On the other hand, Cabinet and board appointments did not meet the expectations of most Malawians as was clear from the reactions which they drew in various spheres including social media. The two sections have been a huge test on President Chakwera’s governing style.

His acknowledgement of the concerns from Malawians on some of his decisions shows that he is willing to make things right. But the kind of action that follows afterwards, as he has promised like the case of boards that there is an opportunity for more women to be included, is what matters most.

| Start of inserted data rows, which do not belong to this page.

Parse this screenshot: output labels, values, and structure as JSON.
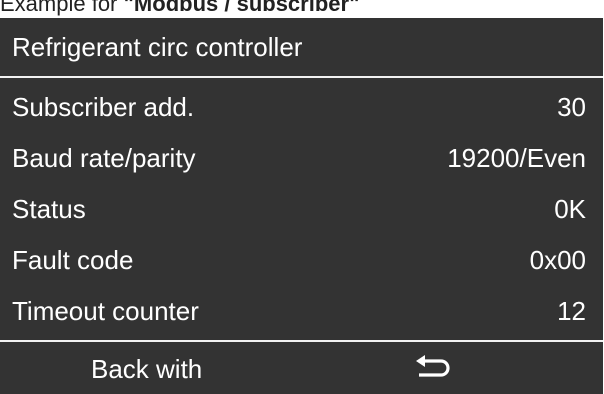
{
  "caption": {
    "prefix": "Example for ",
    "bold": "\"Modbus / subscriber\""
  },
  "display": {
    "title": "Refrigerant circ controller",
    "rows": [
      {
        "label": "Subscriber add.",
        "value": "30"
      },
      {
        "label": "Baud rate/parity",
        "value": "19200/Even"
      },
      {
        "label": "Status",
        "value": "0K"
      },
      {
        "label": "Fault code",
        "value": "0x00"
      },
      {
        "label": "Timeout counter",
        "value": "12"
      }
    ],
    "footer": {
      "back_label": "Back with",
      "back_icon": "return-arrow-icon"
    }
  }
}
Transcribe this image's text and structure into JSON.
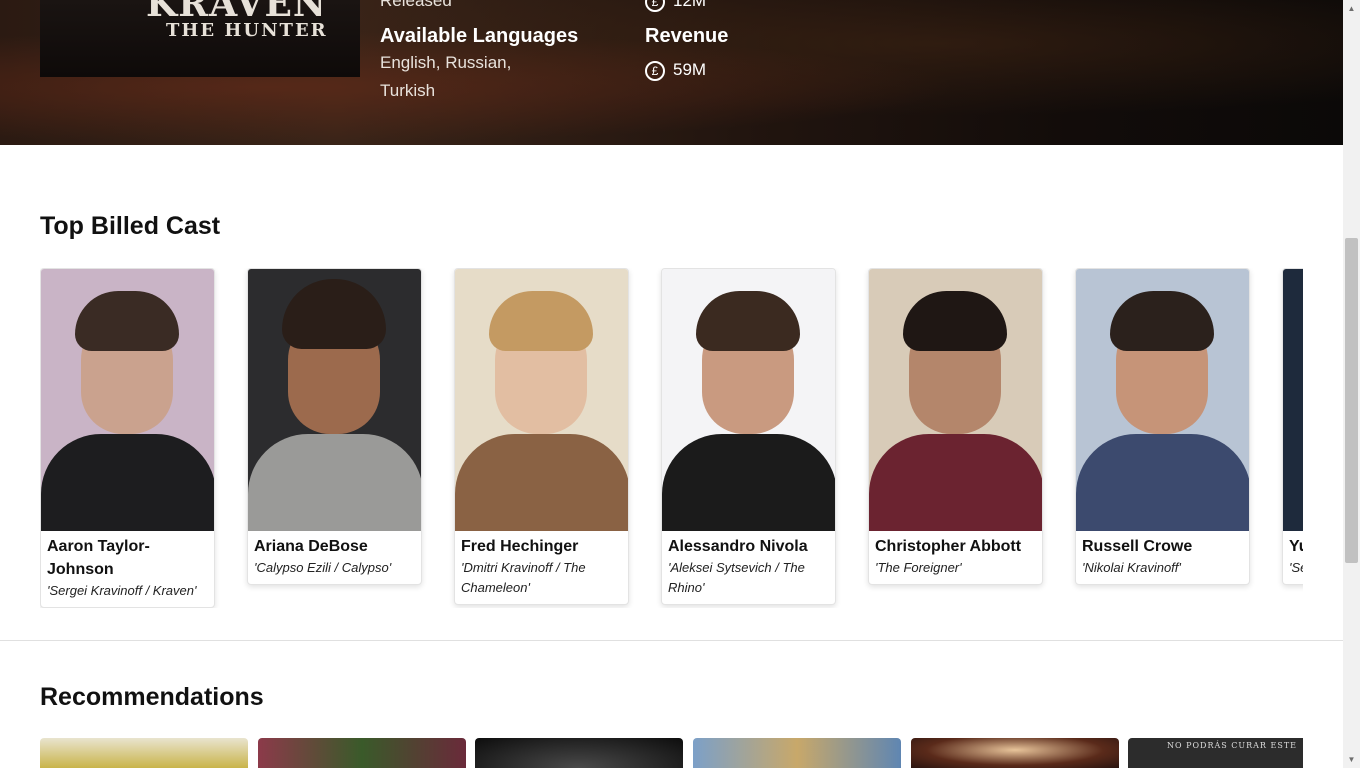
{
  "hero": {
    "poster_title": "KRAVEN",
    "poster_subtitle": "THE HUNTER",
    "status_value": "Released",
    "budget_value": "12M",
    "languages_heading": "Available Languages",
    "languages_line1": "English, Russian,",
    "languages_line2": "Turkish",
    "revenue_heading": "Revenue",
    "revenue_value": "59M",
    "currency_symbol": "£"
  },
  "cast": {
    "title": "Top Billed Cast",
    "members": [
      {
        "name": "Aaron Taylor-Johnson",
        "role": "'Sergei Kravinoff / Kraven'"
      },
      {
        "name": "Ariana DeBose",
        "role": "'Calypso Ezili / Calypso'"
      },
      {
        "name": "Fred Hechinger",
        "role": "'Dmitri Kravinoff / The Chameleon'"
      },
      {
        "name": "Alessandro Nivola",
        "role": "'Aleksei Sytsevich / The Rhino'"
      },
      {
        "name": "Christopher Abbott",
        "role": "'The Foreigner'"
      },
      {
        "name": "Russell Crowe",
        "role": "'Nikolai Kravinoff'"
      },
      {
        "name": "Yu",
        "role": "'Se"
      }
    ]
  },
  "recommendations": {
    "title": "Recommendations",
    "partial_poster_text": "NO PODRÁS CURAR ESTE"
  },
  "colors": {
    "background": "#ffffff",
    "hero_dark": "#1a110c",
    "text_dark": "#111111",
    "scroll_thumb": "#c1c1c1"
  }
}
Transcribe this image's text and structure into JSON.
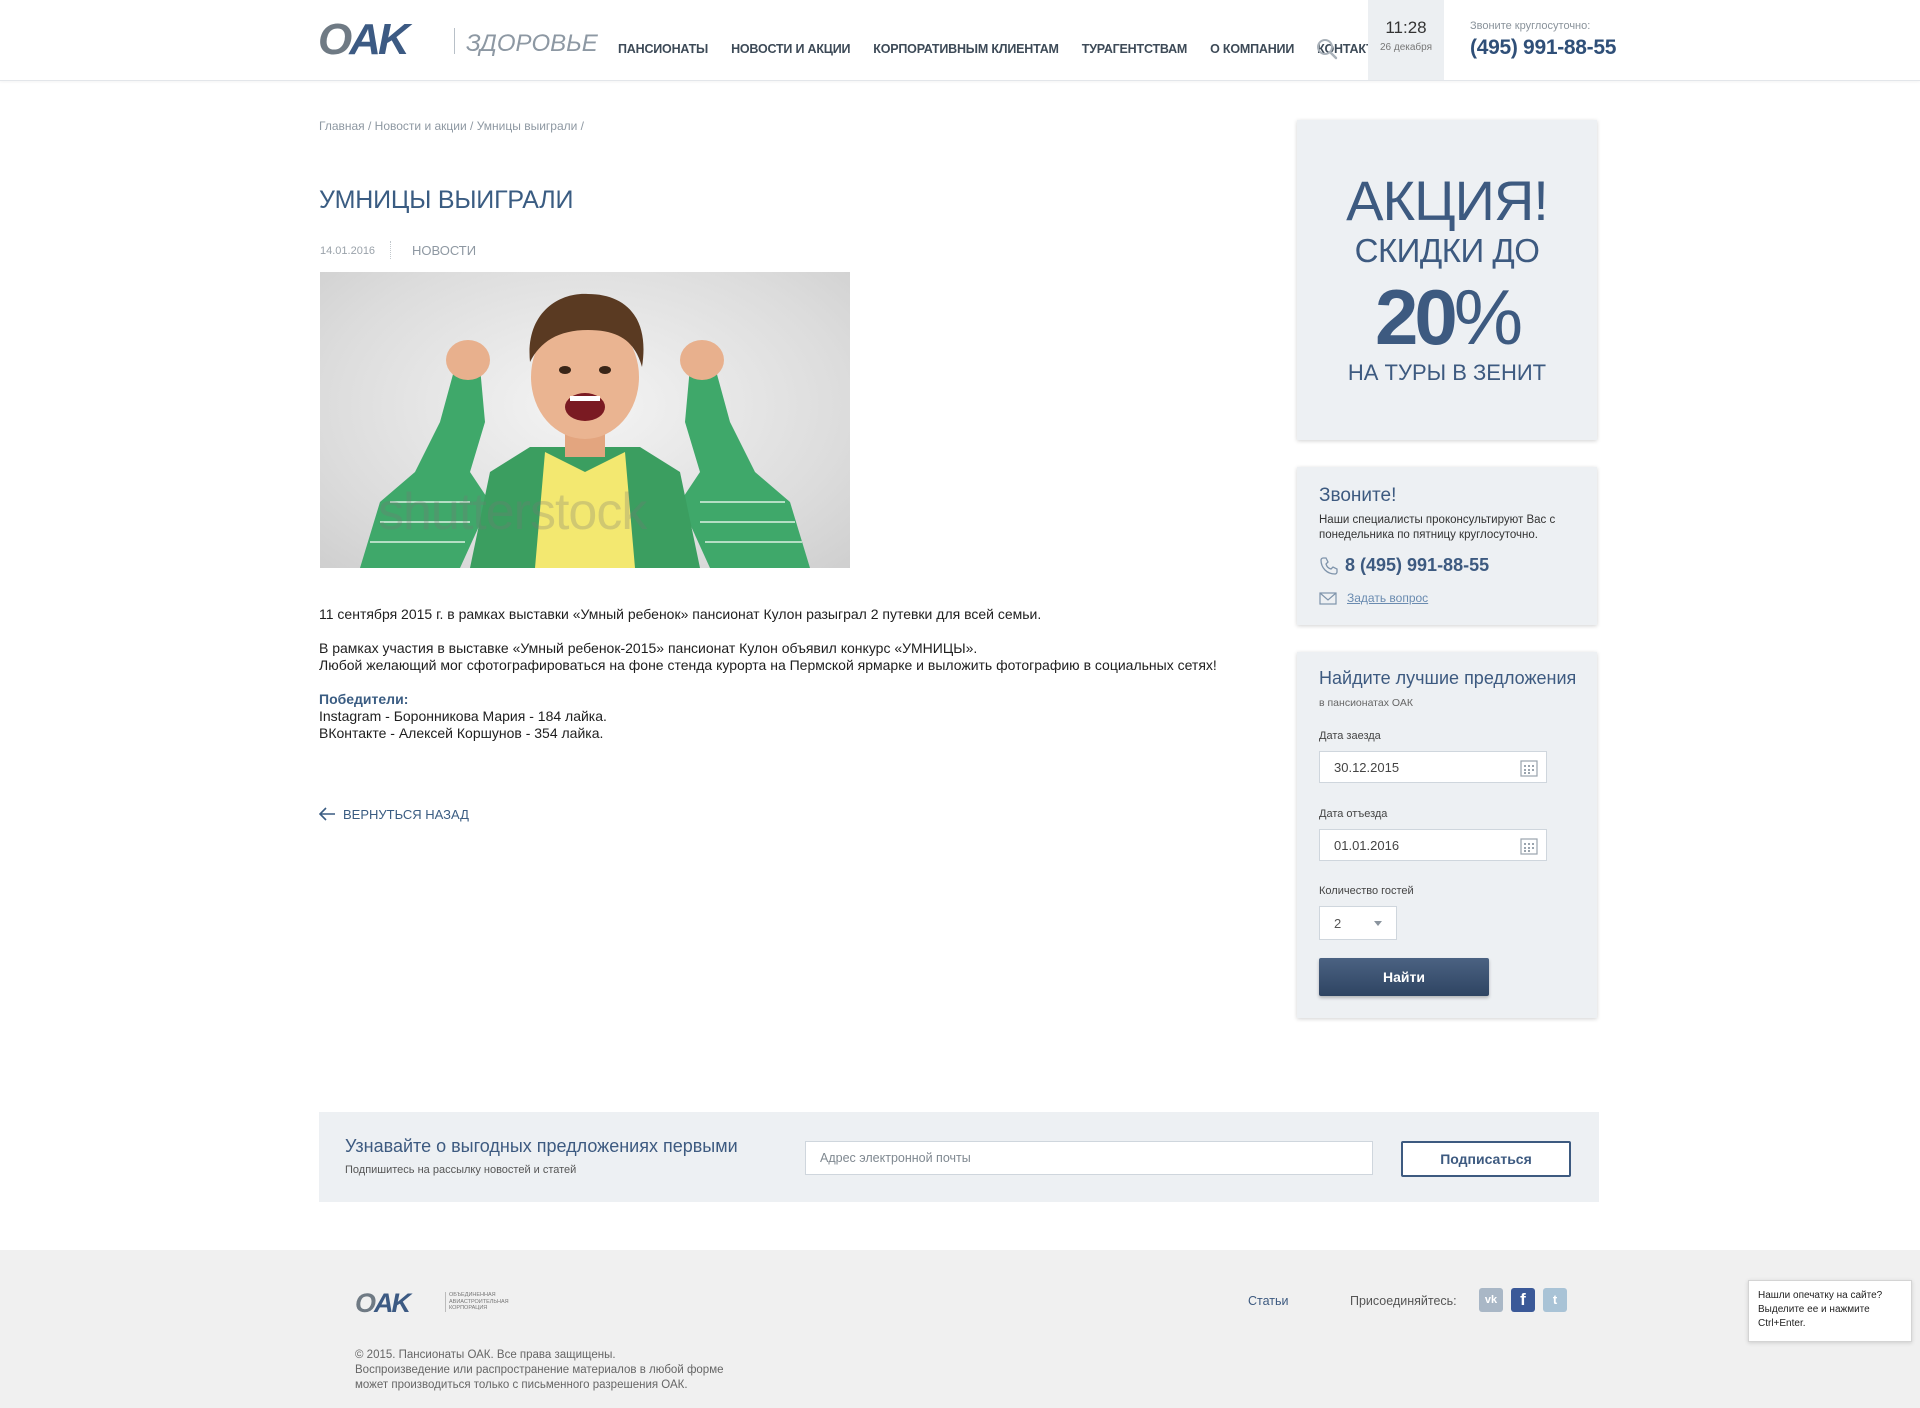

In fact, Malawians will now be more than eager before to see how the President ‘corrects’ what they perceive as elements that he did not do right.

It is also important to appreciate that we are living in an era where citizens are very actively involved in their governments’ affairs such that everything that their leaders do is scrutinised and opinions come out. It would be naive to imagine that a President can make decisions that will please everyone. That would essentially denote the death of democracy.

Perhaps, the Tonse Alliance administration can in the meantime be forgiven for failing to fulfil some of its campaign promises within reasonable periods. After all, what came out immediately after Chakwera had taken over the leadership mantle were revelations of depressing levels of fraud and corruption.

Getting things back on track again after such cataclysmic mess would surely take time. This is not to imply that the current administration should rest on its laurels and feel Malawians will let it off if it fails to live up to its promises.

All in all, there is some promise in the first 100 days that the Tonse Administration has been in power. Chakwera has launched a challenging campaign to make things work and it is his own test and the test of those who are assisting him in governing this country.

That he is coming out frequently to update the nation on what his administration is doing and answering some of the pressing questions from Malawians shows he appreciates that feedback is important in governance.

What will be important moving forward is whether the Tonse Alliance administration will build on the foundation that it has laid in various areas to make things better than before and whether it will correct what some quarters feel are mistakes.

While it is true that Chakwera inherited a system which, according to the information that is coming out, was heavily compromised, Malawians want him to show them that he is up to the task that he so fervently fought for.

So far, save for a few issues, it appears the right tone has been set. In the following years, pressure will be growing if the Tonse Administration fails to take advantage of the constructive counsel to keep improving on its governance style.